Last Monday, the Council took some action to limit the liability of the property owners who rent to tenants. We voted to limit the liability to 90 days and give the landlords some input into the amount of the deposit paid by each tenant.
The reception to this action was not favorable, simply because some of the landlords were not aware of their responsibility and existing liability in the first place. The City ordinance has included landlord responsibility since 1974. State law actually put it in place in 1951.
There has been some question as to whether the City has enforced the ordinance and the answer is yes. They have required landlords to pay. This does not mean that all landlords have had to pay. The City has made it a practice to go after the tenant first through letters, followed by efforts of a collection agency. In instances where the tenant skips out on a bill and they have had no way to contact them, they have pursued the landlord.
Aside from limiting the liability, our intent was also to give landlords some input into the process by giving them the ability to determine the amount of the deposit – the higher the deposit, the lower the liability, the lower the deposit, the higher the liability.
The ordinance change also included ways to keep the landlord informed about their tenants payment practices – by offering to give them copies of the bills and letting them know when the tenant is late prior to shutting off the account.

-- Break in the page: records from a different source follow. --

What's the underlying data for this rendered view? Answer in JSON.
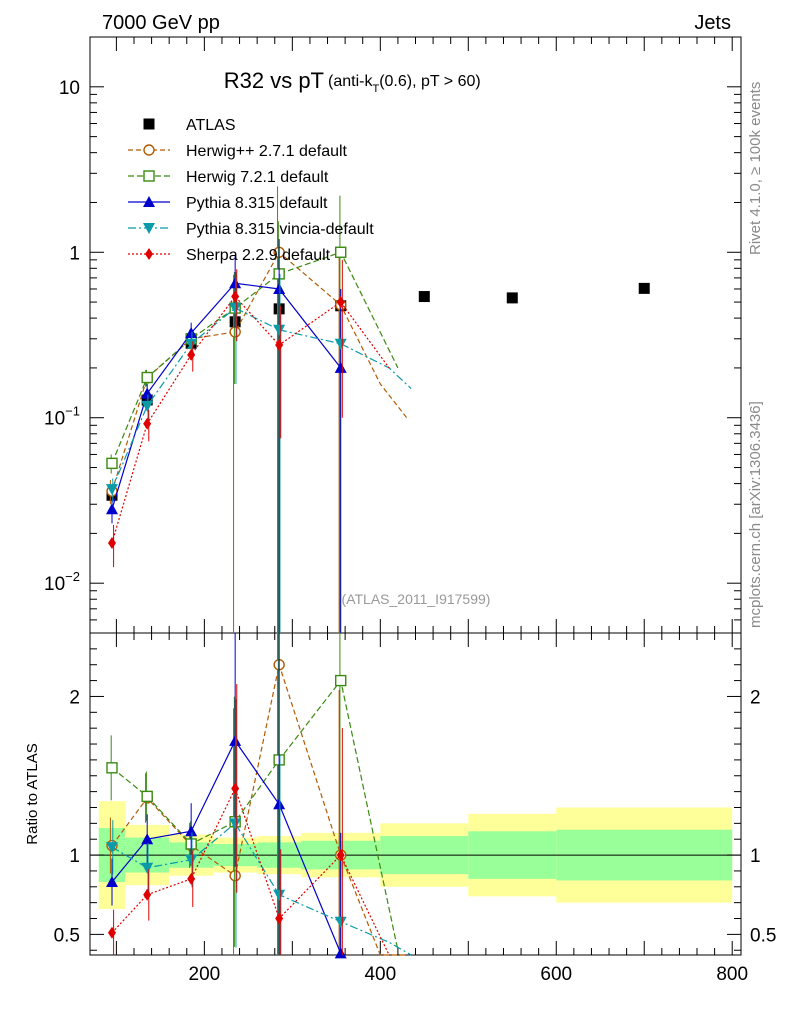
{
  "header": {
    "energy": "7000 GeV pp",
    "category": "Jets",
    "rivet": "Rivet 4.1.0, ≥ 100k events",
    "mcplots": "mcplots.cern.ch [arXiv:1306.3436]",
    "analysis_id": "(ATLAS_2011_I917599)"
  },
  "chart_data": {
    "type": "scatter",
    "title": "R32 vs pT",
    "subtitle_parts": [
      "(anti-k",
      "T",
      "(0.6), pT > 60)"
    ],
    "xlabel": "",
    "ylabel_ratio": "Ratio to ATLAS",
    "xlim": [
      70,
      810
    ],
    "ylim_main": [
      0.005,
      20
    ],
    "ylim_ratio": [
      0.37,
      2.4
    ],
    "yscale": "log",
    "x_ticks": [
      "200",
      "400",
      "600",
      "800"
    ],
    "y_ticks_main": [
      {
        "base": "10",
        "exp": "−2"
      },
      {
        "base": "10",
        "exp": "−1"
      },
      {
        "base": "1",
        "exp": ""
      },
      {
        "base": "10",
        "exp": ""
      }
    ],
    "y_ticks_ratio": [
      "0.5",
      "1",
      "2"
    ],
    "reference": {
      "name": "ATLAS",
      "color": "#000000",
      "x": [
        95,
        135,
        185,
        235,
        285,
        355,
        450,
        550,
        700
      ],
      "y": [
        0.034,
        0.128,
        0.282,
        0.38,
        0.455,
        0.475,
        0.54,
        0.53,
        0.605
      ],
      "bins": [
        [
          80,
          110
        ],
        [
          110,
          160
        ],
        [
          160,
          210
        ],
        [
          210,
          260
        ],
        [
          260,
          310
        ],
        [
          310,
          400
        ],
        [
          400,
          500
        ],
        [
          500,
          600
        ],
        [
          600,
          800
        ]
      ],
      "band_stat": [
        0.17,
        0.11,
        0.08,
        0.07,
        0.08,
        0.09,
        0.12,
        0.15,
        0.16
      ],
      "band_total": [
        0.34,
        0.19,
        0.13,
        0.11,
        0.12,
        0.14,
        0.2,
        0.26,
        0.3
      ]
    },
    "series": [
      {
        "name": "Herwig++ 2.7.1 default",
        "color": "#b35a00",
        "marker": "circle-open",
        "dash": "5,3",
        "x": [
          95,
          135,
          185,
          235,
          285,
          355,
          400,
          430
        ],
        "y": [
          0.036,
          0.174,
          0.3,
          0.33,
          1.0,
          0.48,
          0.16,
          0.1
        ],
        "err": [
          0.006,
          0.02,
          0.04,
          0.4,
          1.5,
          0.5,
          0,
          0
        ],
        "ratio": [
          1.06,
          1.36,
          1.06,
          0.87,
          2.2,
          1.0,
          0.34,
          0.22
        ]
      },
      {
        "name": "Herwig 7.2.1 default",
        "color": "#3a8a10",
        "marker": "square-open",
        "dash": "6,3",
        "x": [
          95,
          135,
          185,
          235,
          285,
          355,
          420
        ],
        "y": [
          0.053,
          0.175,
          0.3,
          0.46,
          0.74,
          1.0,
          0.2
        ],
        "err": [
          0.007,
          0.02,
          0.04,
          0.3,
          0.8,
          1.2,
          0
        ],
        "ratio": [
          1.55,
          1.37,
          1.07,
          1.21,
          1.6,
          2.1,
          0.4
        ]
      },
      {
        "name": "Pythia 8.315 default",
        "color": "#0000cc",
        "marker": "triangle-up",
        "dash": "",
        "x": [
          95,
          135,
          185,
          235,
          285,
          355
        ],
        "y": [
          0.028,
          0.14,
          0.325,
          0.65,
          0.6,
          0.2
        ],
        "err": [
          0.005,
          0.02,
          0.05,
          0.3,
          0.6,
          0.4
        ],
        "ratio": [
          0.83,
          1.1,
          1.15,
          1.72,
          1.32,
          0.38
        ]
      },
      {
        "name": "Pythia 8.315 vincia-default",
        "color": "#0a9aa8",
        "marker": "triangle-down",
        "dash": "8,3,2,3",
        "x": [
          95,
          135,
          185,
          235,
          285,
          355,
          410,
          435
        ],
        "y": [
          0.037,
          0.118,
          0.28,
          0.46,
          0.34,
          0.28,
          0.2,
          0.15
        ],
        "err": [
          0.006,
          0.02,
          0.05,
          0.3,
          0.4,
          0,
          0,
          0
        ],
        "ratio": [
          1.05,
          0.92,
          0.97,
          1.2,
          0.75,
          0.58,
          0.45,
          0.37
        ]
      },
      {
        "name": "Sherpa 2.2.9 default",
        "color": "#e00000",
        "marker": "diamond",
        "dash": "2,2",
        "x": [
          95,
          135,
          185,
          235,
          285,
          355,
          410
        ],
        "y": [
          0.0175,
          0.092,
          0.24,
          0.54,
          0.275,
          0.5,
          0.2
        ],
        "err": [
          0.005,
          0.02,
          0.05,
          0.25,
          0.2,
          0.4,
          0
        ],
        "ratio": [
          0.51,
          0.75,
          0.85,
          1.42,
          0.6,
          1.0,
          0.37
        ]
      }
    ]
  }
}
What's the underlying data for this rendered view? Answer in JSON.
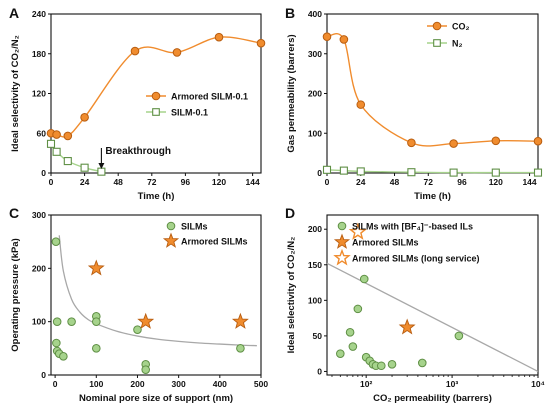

After talking to several landlords, city staff developed a new proposal which the Council discussed at yesterday’s study session and is willing to support. Here are the details:
Starting January 1 and beyond
- Deposits for all new tenants will be $180
- Deposits will be retained until the tenant signs out of service. The deposit will actually go toward the final bill and the balance returned to tenant
- The City will eliminate the options of available information to the landlords.
- The City will continue to contact landlords, as is current practice, to tell them when they are about to shut off the water and request the landlord to take action.
- The language regarding the landlord liability will be retained in compliance with state statute. The City Attorney has advised that this needs to stay.
For those tenants who have service prior to January 1, 2009
- As long as these tenants maintain a good payment history, there will be no change to their deposit amounts.
- However, if the account becomes delinquent (tenant does not pay on time) for three consecutive bills, we will increase the deposit to $180.
- Deposits will be retained until the tenant signs out of service. The deposit will actually go toward the final bill and the balance returned to tenant
We will be bringing these changes to vote at a December council meeting. Setting the deposit at $180 seemed high to me, but it will cover most water bills and limit the liability of the landlord. As we discussed at the study session, this amount is on par with – and even lesser than – many other cities. Remember, the water utility belongs to all of us and is entirely self-supported – meaning no general fund revenues (taxes) are used to pay for its costs.
Needless to say, it would’ve been nice to have this sort of input from the very beginning, when we began publicly discussing this in August. It also would’ve been nice if all three media in town – radio, TV and newspaper – had reported this accurately in the first place, instead of creating confusion with misinformation and sensational stories.
But that’s all in the past, so I hope you will see this solution as an example of the council’s willingness to work with our consitutents to address your concerns.